I think everyone's prostate numbers are down (from what I've seen/heard). It makes sense - there are a lot of patients who shouldn't be getting screened that are not getting screened, which is good for the general population, but bad for our revenues. I think more so than screening, the more current issue is active surveillance, which people are definitely recommending more often (particularly in academic centers, I don't think it's picked up in the community). The NCCN recommendation that selected women be recommended to be treated with hypofractionation for breast cancer is also directly affecting revenues (16 fx instead of 30-33 fx). Again, for many women, it is definitely the right call, we have good evidence for it. NCCN and ASTRO also push single fraction palliation for bone mets and more and more physicians are recommending it. There are two trials in rectal cancer that show that 25 Gy/5 fx may be as effective as 50.4 Gy/28fx with chemo, especially in those patients with tumors that would be resectable with LAR without downstaging (interesting how those are never mentioned, but we have one sh***y trial to hang our hats on for pancreatic cancer and it's still talked about in tumor boards).
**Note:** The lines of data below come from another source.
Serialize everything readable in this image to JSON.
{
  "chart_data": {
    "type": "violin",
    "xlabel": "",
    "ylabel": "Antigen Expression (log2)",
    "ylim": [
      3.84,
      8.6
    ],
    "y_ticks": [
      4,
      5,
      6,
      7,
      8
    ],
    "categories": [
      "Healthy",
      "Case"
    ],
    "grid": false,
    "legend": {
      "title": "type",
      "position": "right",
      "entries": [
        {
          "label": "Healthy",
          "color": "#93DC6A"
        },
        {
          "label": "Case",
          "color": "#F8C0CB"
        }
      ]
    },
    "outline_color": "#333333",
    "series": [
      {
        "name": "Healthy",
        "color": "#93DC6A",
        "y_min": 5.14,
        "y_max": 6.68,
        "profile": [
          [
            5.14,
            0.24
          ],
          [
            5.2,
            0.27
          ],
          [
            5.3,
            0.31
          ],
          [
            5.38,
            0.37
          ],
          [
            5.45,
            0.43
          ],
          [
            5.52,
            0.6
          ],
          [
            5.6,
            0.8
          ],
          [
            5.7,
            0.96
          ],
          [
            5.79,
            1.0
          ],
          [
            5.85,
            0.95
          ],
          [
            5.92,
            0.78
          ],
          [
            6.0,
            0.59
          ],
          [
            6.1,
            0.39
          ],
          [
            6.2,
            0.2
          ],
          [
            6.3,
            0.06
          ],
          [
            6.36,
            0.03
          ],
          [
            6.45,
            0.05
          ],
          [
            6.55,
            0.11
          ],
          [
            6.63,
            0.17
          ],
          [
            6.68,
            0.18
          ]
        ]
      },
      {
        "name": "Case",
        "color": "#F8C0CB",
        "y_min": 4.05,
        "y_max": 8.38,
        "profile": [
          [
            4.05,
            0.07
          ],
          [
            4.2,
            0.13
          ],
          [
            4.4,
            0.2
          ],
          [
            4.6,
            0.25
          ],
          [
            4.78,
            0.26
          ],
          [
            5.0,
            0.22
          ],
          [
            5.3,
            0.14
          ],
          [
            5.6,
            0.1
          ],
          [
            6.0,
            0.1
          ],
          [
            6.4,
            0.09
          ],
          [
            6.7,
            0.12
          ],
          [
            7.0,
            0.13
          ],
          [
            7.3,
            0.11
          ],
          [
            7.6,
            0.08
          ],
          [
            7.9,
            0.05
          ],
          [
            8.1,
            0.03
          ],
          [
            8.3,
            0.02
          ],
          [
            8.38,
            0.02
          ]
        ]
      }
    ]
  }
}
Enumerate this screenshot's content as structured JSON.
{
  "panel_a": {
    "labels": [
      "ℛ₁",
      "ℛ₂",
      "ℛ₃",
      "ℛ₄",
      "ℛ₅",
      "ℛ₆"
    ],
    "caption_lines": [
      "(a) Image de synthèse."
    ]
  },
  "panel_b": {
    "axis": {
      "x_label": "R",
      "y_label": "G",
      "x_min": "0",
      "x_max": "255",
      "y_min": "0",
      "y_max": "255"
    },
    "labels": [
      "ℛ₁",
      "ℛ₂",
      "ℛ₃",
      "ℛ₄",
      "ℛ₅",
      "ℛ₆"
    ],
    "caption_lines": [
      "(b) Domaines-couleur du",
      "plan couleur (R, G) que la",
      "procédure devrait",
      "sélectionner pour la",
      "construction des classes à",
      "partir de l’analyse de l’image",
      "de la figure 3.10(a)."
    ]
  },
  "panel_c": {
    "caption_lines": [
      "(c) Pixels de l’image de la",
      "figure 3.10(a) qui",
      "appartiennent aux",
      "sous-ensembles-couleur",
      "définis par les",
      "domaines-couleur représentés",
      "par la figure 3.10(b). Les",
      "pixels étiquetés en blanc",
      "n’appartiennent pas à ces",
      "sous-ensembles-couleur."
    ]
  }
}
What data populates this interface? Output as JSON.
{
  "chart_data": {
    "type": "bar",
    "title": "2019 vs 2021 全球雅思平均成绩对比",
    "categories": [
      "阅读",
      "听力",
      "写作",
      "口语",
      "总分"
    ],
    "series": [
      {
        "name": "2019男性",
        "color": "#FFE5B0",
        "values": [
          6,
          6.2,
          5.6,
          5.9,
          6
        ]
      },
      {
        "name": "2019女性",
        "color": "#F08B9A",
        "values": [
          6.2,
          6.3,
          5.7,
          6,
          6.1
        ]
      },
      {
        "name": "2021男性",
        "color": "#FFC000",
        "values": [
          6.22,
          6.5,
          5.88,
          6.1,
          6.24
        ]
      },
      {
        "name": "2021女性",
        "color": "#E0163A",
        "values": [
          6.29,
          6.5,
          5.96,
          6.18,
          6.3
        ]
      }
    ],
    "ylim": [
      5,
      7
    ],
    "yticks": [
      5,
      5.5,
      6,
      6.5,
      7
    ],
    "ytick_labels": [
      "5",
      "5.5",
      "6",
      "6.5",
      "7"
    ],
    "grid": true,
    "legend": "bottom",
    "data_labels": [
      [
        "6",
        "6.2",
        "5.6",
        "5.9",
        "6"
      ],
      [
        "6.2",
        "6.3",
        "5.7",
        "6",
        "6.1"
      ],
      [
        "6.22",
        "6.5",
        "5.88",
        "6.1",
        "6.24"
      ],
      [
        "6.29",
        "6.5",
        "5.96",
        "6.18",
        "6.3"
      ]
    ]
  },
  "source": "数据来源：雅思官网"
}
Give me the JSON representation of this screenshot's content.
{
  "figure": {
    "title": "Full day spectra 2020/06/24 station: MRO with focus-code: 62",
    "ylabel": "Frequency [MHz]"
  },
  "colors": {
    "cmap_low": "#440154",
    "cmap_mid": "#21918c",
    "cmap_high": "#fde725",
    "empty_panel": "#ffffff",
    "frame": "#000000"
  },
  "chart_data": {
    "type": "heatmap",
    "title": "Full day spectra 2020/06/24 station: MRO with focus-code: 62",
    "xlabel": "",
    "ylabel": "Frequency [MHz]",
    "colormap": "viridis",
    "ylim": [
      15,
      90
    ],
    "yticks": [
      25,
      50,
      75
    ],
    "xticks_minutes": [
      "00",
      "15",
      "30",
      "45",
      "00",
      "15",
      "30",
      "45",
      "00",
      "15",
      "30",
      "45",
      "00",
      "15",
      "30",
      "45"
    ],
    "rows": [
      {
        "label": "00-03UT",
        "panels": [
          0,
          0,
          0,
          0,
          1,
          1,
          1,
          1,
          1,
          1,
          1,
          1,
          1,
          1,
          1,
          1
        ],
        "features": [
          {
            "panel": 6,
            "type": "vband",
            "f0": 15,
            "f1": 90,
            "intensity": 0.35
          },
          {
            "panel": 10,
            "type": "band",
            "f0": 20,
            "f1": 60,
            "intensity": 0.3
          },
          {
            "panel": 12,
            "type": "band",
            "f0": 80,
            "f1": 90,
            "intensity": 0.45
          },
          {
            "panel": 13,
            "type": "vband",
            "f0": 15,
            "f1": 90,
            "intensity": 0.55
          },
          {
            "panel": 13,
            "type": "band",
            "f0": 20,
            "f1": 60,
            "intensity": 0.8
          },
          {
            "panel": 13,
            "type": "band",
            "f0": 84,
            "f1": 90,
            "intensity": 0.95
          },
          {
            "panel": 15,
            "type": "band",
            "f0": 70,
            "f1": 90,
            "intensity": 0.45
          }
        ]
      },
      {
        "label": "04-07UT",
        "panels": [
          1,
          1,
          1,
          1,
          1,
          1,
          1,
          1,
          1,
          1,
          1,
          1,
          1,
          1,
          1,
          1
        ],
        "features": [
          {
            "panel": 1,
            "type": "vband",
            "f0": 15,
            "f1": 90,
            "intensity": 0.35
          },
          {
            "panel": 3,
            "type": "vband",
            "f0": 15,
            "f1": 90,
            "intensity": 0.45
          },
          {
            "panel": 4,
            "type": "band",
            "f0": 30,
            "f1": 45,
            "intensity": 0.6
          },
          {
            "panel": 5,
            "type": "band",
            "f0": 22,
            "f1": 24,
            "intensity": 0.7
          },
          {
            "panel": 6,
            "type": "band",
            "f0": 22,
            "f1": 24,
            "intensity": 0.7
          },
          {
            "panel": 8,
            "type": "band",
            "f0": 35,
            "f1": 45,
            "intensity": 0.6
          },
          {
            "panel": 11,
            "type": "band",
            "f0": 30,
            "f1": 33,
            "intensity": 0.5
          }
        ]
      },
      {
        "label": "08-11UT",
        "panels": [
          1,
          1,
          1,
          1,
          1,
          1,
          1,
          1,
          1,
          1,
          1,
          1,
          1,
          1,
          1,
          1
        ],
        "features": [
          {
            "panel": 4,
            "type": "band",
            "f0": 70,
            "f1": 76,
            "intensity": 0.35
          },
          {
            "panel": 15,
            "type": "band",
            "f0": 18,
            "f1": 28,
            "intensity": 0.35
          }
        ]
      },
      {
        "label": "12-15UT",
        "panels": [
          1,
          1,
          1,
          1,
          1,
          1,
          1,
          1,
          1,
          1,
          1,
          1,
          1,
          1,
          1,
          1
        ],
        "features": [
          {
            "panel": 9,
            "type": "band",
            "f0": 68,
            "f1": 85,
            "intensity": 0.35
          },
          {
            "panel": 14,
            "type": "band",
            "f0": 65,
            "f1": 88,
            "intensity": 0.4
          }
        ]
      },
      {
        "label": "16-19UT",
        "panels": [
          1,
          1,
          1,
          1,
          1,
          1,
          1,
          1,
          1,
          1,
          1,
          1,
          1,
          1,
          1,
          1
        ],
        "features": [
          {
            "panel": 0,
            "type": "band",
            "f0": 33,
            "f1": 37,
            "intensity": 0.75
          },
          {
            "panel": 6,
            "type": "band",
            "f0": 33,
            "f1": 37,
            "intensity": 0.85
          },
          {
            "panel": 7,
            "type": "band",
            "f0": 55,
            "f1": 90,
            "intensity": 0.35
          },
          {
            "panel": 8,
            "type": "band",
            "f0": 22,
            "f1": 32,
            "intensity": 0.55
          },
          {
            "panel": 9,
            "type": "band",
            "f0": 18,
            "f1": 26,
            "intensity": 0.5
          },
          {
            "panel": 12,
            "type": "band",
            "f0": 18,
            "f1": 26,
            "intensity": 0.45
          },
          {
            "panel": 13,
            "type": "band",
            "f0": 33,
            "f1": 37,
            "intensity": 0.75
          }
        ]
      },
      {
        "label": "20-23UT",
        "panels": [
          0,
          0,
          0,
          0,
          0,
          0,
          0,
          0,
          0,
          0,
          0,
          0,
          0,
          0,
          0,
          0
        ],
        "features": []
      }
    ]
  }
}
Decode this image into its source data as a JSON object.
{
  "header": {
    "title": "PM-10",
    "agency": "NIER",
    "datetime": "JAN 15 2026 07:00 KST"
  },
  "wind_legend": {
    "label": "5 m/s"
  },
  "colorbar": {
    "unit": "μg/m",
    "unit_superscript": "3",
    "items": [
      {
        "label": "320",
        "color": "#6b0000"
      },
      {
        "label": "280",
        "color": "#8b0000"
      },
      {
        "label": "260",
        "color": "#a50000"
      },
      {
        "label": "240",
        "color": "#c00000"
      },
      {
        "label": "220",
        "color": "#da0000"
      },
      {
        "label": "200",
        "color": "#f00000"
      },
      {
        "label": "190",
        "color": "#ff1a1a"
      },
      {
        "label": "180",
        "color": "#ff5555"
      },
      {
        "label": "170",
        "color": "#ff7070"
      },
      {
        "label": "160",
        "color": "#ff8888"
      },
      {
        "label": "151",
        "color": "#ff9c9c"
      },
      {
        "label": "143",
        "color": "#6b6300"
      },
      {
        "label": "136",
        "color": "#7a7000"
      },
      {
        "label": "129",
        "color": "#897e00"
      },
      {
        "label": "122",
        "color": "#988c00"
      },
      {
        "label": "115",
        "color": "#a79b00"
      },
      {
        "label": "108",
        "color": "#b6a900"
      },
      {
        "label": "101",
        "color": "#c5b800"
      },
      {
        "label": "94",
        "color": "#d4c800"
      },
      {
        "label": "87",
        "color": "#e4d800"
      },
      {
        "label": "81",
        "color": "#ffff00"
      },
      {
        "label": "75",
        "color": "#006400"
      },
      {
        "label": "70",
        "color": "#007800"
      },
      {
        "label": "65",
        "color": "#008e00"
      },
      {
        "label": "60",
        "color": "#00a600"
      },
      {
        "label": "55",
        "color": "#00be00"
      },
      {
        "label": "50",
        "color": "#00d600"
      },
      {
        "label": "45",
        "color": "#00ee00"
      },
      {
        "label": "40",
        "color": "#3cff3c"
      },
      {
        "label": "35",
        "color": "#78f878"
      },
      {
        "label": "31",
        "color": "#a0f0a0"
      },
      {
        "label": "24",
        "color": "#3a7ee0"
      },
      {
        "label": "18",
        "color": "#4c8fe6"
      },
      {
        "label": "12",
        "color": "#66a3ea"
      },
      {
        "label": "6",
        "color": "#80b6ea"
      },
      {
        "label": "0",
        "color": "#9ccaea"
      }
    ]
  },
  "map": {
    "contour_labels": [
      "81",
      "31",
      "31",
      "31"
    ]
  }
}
Soo... anyway, these are all good things for patients, but hurts our bottom line, and maybe portends a move towards capitation. I hate that it even comes into our heads, but that's the thing. If there is more treatment/more revenue, it's adopted immediately. If it's less treatment/less revenue, it takes a lot longer to be adopted or it's the standard "with this fractional size, who knows what the late toxicity will be? (even after 10 years of follow up!)"
 
Soo... anyway, these are all good things for patients, but hurts our bottom line, and maybe portends a move towards capitation. I hate that it even comes into our heads, but that's the thing. If there is more treatment/more revenue, it's adopted immediately. If it's less treatment/less revenue, it takes a lot longer to be adopted or it's the standard "with this fractional size, who knows what the late toxicity will be? (even after 10 years of follow up!)"

This rings very, very true with me. If revenue from a proposed intervention is less than the current standard, then it is sometimes amazing the song and dance radiation oncologists will perform to avoid the lower-reimbursed treatment under the pretense of, "well, we still need long-term data." However for IMRT/protons, there is a push for immediate implementation and any thought of producing category I evidence via a randomized trial would be "unethical" due to "proven dosimetric superiority."